The same overstretched municipalities also provide support for internally displaced people – recently from Shahba (Şehba) and Manbij (Minbîc), and earlier from Ras al-Ayn (Serêkaniyê) and Tell Abyad (Girê Spî), both occupied by Turkey in 2019. Most of the 2019 arrivals to Hasakah (Hesekê) are now in refugee camps, though five and a half years on, some are still living in the schools, rendering childrren’s education impossible. The municipal representatives noted that while there had been some international support for internally displaced persons (IDPs), this has significantly declined due to other global crises – in Gaza and Ukraine – and President Donald Trump’s closure of the US Agency for International Development (USAID).
The delegation sought to understand the YPJ’s perspective in this time of change and negotiation. YPJ leader Rohilat described the situation as “not bad, not good”, and that things could go either way. She explained that Damascus was procrastinating on reaching an agreement with the Autonomous Administration of North and East Syria (AANES), and excluding YPJ prisoners from the agreed prisoner exchange. However, she also emphasised the strength and determination of the YPJ and SDF, saying they were “well-prepared”, would defend their gains and change the nature of the Syrian army.

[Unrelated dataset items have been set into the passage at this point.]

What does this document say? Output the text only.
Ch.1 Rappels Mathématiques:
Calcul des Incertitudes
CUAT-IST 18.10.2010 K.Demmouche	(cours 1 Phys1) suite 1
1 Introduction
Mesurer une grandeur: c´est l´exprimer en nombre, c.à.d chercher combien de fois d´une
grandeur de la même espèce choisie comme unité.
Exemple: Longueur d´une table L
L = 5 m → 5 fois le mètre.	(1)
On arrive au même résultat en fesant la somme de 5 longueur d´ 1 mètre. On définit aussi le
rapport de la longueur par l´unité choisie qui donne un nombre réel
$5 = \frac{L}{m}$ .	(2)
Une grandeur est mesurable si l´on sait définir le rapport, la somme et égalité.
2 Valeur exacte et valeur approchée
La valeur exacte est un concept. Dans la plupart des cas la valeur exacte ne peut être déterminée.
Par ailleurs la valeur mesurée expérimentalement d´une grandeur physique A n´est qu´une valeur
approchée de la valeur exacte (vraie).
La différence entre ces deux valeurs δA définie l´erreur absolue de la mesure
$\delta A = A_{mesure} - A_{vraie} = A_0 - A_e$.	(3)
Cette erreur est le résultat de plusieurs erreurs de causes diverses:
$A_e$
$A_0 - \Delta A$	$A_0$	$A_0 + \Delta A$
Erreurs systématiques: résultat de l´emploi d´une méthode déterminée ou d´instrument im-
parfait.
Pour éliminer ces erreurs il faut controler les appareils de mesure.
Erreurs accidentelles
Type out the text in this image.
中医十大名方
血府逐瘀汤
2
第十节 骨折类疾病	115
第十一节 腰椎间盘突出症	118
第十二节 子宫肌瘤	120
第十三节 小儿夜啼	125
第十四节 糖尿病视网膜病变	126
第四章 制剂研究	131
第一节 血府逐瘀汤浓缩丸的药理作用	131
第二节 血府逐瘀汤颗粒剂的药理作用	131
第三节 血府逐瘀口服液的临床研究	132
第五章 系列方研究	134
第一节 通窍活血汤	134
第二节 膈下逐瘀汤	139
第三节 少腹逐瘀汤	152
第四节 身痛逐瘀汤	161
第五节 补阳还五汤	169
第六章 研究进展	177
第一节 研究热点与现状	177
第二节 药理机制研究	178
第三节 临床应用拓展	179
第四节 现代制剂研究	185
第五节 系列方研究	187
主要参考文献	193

At their meeting with SDF Commander Mazloum Abdi, the delegation was told that while the new Syrian government wants the Autonomous Administration to be integrated, the AANES wants to work in partnership with Damascus. Abdi spoke of the need for Western countries to encourage the new government to honour the agreement, and for pressure to be brought to bear on Turkey to cooperate with the ceasefire. He also stressed the importance of foreign investment programmes including North and East Syria unlike the recent deal focused solely on investment in power stations, referring to the $7 billion memorandum of understanding signed in May 2025 between Syria and a consortium led by Qatar’s UCC Holding. This deal focuses on constructing four combined-cycle gas turbine power plants with a total capacity of 4,000 megawatts and a 1,000-megawatt solar power plant in southern Syria, aimed at addressing the country’s severe electricity shortages.
Abdi outlined his vision of an arrangement similar to that of the Kurdistan Region of Iraq, but including all the peoples of the North and East region, not just the Kurds. Though he has discussed this at length with Syria’s interim president Ahmed al-Sharaa, he acknowledged that reaching such an agreement will be difficult.